Is that a "float" or a car you have there????


----------



## wolfwood (Sep 19, 2005)

Fanatical1 said:


> Wolfie,
> 
> Is that a "float" or a car you have there????


I guess the answer is "YES"!!!

I'm the 'Water Wizard" for the Pipe & Drum Band...and carry the water in all the parades. Parade organizers don't seem to think that a really cute car is enough...they want it "decorated" too. Go figure


----------



## Rubrhammer (Nov 27, 2006)

You guys are killing me with the vette photos. I'm getting so itchy to get mine finished. Here is mine the day I brought mine home. http://www.outbackers.com/forums/uploads/1...3_588_32538.jpg
This is my daughter with here car. Hard to "park" in one of these, too.
5 spd with pearl ghost flames Fiero
http://www.outbackers.com/forums/uploads/1...3_588_36727.jpg
Bob


----------



## Fanatical1 (Jan 9, 2006)

Rubrhammer said:


> You guys are killing me with the vette photos.
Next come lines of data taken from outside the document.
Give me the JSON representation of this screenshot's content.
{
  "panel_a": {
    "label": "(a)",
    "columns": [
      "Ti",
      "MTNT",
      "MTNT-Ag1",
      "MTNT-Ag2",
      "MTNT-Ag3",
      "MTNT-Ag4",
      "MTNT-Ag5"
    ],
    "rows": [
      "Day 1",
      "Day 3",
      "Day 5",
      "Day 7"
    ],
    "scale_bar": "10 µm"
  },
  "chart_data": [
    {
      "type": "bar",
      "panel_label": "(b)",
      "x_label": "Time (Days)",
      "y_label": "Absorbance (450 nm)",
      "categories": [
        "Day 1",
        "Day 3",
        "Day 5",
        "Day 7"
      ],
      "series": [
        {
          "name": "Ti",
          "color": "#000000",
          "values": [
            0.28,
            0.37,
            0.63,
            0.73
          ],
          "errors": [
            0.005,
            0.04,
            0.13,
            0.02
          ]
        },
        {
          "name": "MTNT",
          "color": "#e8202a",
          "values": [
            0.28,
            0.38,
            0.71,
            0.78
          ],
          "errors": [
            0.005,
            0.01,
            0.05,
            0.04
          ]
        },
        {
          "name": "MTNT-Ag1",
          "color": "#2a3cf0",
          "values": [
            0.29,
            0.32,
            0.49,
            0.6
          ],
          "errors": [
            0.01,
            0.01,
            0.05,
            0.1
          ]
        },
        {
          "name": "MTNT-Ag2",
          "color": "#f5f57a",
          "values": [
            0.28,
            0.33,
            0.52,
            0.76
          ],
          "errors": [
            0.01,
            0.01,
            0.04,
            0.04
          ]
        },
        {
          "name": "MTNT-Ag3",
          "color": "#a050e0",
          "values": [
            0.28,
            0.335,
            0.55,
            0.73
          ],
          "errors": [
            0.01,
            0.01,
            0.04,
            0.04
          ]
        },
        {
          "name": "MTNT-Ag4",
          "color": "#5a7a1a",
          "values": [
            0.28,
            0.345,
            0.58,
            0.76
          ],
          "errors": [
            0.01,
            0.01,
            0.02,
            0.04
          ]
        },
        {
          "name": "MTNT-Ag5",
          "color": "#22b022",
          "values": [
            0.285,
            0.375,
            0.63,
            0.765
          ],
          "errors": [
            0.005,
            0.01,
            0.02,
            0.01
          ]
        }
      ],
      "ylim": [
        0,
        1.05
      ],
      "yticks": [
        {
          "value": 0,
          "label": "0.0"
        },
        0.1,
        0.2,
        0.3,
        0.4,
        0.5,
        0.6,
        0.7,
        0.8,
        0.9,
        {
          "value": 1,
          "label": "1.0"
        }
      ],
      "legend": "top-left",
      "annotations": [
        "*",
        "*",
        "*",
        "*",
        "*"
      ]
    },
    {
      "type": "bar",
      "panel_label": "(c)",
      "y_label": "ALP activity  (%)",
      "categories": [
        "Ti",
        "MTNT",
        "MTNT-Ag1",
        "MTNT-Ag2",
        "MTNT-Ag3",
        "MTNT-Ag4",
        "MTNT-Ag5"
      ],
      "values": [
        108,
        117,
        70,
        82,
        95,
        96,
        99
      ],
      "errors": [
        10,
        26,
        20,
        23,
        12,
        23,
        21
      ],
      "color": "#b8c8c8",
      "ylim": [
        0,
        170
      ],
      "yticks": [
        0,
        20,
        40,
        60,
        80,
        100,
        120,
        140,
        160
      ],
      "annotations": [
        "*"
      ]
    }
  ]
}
I'm getting so itchy to get mine finished. Here is mine the day I brought mine home. http://www.outbackers.com/forums/uploads/1...3_588_32538.jpg
> This is my daughter with here car. Hard to "park" in one of these, too.
> 5 spd with pearl ghost flames Fiero
> http://www.outbackers.com/forums/uploads/1...3_588_36727.jpg
> Bob


Bob,

That's a beautiful Vette you have! What year is it? When will you have it done?

Mark


----------



## Rubrhammer (Nov 27, 2006)

Mark,
It is a 65. No end in sight lol. I have had this for 14 years and only have put about 20 miles on it. What doesn't show in the pictures is the bad frame under it. The rot was very well hidden by an owner prior to the one I bought it from. Soooooooooooo I bought a mandrel bent rectangular tube frame with C4 suspension for it and carried it home on top of the truck from Alabama on the way home from a habitat for Humanity build. I thought as long as I was upgrading the chassis I'd modernize the power too. So I bought an LM4 aluminum 5.3 with under 100 miles on it. The side exhaust is done and the engine is mounted and the clutch actuation is solved. I still have some wiring and fuel supply parts to procure before I put the body on it. I plan to pull the body off the old chassis and paint it this summer before mounting to the new frame. If you go here you'll see what is happening with the car.
http://www.outbackers.com/forums/index.php...um=588&st=0
http://Outbackers.com/forums/index....ser;cat=44;u=34
Bob


----------